I don’t like red meat and most sweets apart from fruit. I find milk revolting.
Three foods I hated as a kid – onions, mushrooms, spinach – I like today. Rationally,
I can’t defend these things but that was my teacher’s point: they’re my aberrancies
and I’m sticking with them.
Carolyn Wells (1862-1942) was an American poet, novelist and anthologist who published
more than 170 books, mostly mysteries and volumes for children. I’ve written about her before. In 1936 she published The
Book of Humorous Verse.
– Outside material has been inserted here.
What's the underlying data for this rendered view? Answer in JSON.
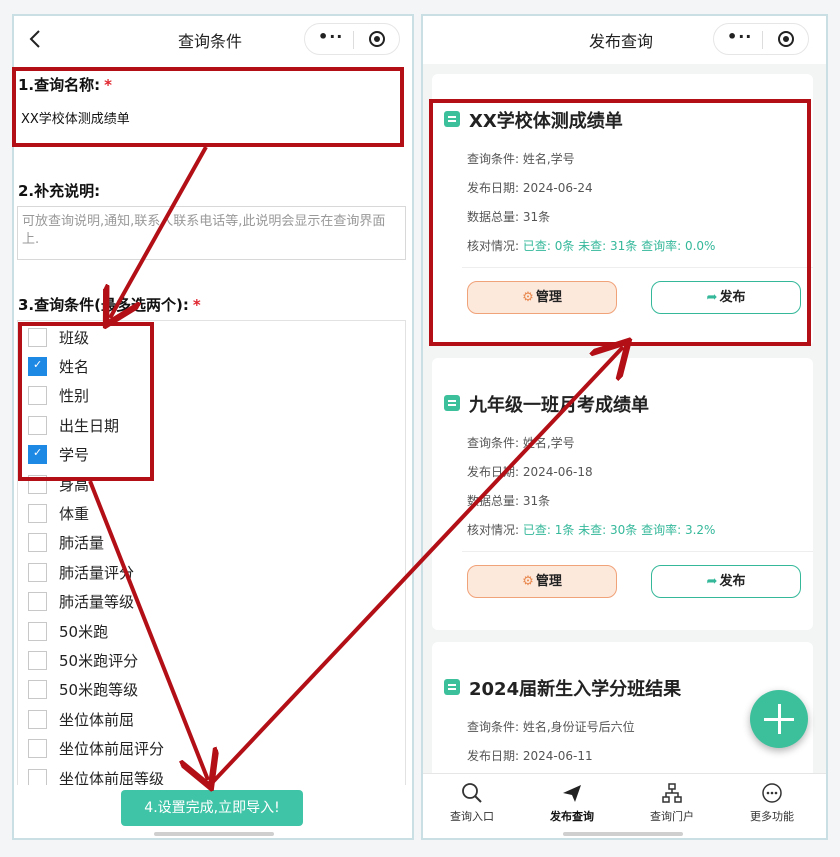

In the section called “Banter” she includes a poem,
“Amazing Facts About Food,” by the prolific “Unknown.” It’s preceded by: “The
Food Scientist tells us: ‘A deficiency of iron, phosphorus, potassium, calcium
and the other mineral salts, colloids and vitamines of vegetable origin leads
to numerous forms of physical disorder.’”:
“I yearn to
bite on a Colloid
With
phosphorus, iron and Beans;
I want to be
filled with Calcium, grilled,
And
Veg'table Vitamines!
“I yearn to
bite on a Colloid
(Though
I don't know what it means)
To line my
inside with Potassium, fried,
And
Veg'table Vitamines.
“I would
sate my soul with spinach
And
dandelion greens.
No eggs, nor
ham, nor hard-boiled clam,
But
Veg'table Vitamines.
“Hi, Waiter!
Coddle the Colloids
With
phosphorus, iron and Beans;
Though
Mineral Salts may have some faults,
Bring on the Vitamines.”
Wells gives us an early satirical treatment of health food faddism. Related poems in her anthology include “If We Didn’t Have to Eat” by Nixon Waterman, “How to Eat Watermelons” by Frank Libby Stanton, and “Salad” by Sydney Smith.